Question to the Department for Education:
To ask the Secretary of State for Education, what discussions her Department has had with Birmingham City Council on increasing the number of secondary school places in Sutton Coldfield constituency.
The statutory duty to provide sufficient school places sits with local authorities. The department provides capital funding through the Basic Need grant to support local authorities to provide school places, based on their own pupil forecasts and school capacity data. They can use this funding to provide places in new schools or through expansions of existing schools. The funding is not ringfenced, subject to the conditions set out in the published Grant Determination Letter, nor is it time bound, meaning local authorities are free to use this funding to best meet their local priorities.
Birmingham City Council has been allocated just below £26.2 million to support new school places needed over the current and next two academic years, up to and including the academic year starting in September 2026.
The department’s Pupil Place Planning Advisers engage with local authorities regularly, to review their plans for creating additional places and to consider alternatives where necessary. When local authorities are experiencing difficulties, they offer support and advice.
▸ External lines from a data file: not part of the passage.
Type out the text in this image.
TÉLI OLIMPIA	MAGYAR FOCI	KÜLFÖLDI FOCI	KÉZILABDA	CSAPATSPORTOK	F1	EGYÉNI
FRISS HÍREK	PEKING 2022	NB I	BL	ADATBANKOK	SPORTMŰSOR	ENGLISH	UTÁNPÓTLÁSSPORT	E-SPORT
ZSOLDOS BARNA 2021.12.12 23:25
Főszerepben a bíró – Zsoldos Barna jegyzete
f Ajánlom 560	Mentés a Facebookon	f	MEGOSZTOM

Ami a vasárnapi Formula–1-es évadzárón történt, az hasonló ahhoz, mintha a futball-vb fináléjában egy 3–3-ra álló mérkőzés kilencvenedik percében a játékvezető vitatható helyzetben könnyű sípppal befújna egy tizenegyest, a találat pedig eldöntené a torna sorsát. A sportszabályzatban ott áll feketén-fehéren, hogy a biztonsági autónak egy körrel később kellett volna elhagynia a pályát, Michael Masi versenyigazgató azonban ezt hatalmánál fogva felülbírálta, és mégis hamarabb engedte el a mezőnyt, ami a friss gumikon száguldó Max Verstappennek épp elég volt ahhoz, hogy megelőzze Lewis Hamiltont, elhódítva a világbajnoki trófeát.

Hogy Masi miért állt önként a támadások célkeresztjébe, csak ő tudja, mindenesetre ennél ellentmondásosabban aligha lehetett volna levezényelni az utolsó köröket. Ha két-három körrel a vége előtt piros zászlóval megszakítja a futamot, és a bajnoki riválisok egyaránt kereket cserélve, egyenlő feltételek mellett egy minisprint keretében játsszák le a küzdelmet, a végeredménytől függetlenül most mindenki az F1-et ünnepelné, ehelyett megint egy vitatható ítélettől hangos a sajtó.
Recent engagement with Birmingham City Council has confirmed both existing and anticipated secondary sufficiency pressure in Sutton Coldfield. The local authority is investing in expansions within existing schools to address short term localised sufficiency pressure and exploring further expansions to meet medium term demand. The department is aware of planned housing development in the local area in the longer term which may ultimately require additional school places to meet community needs.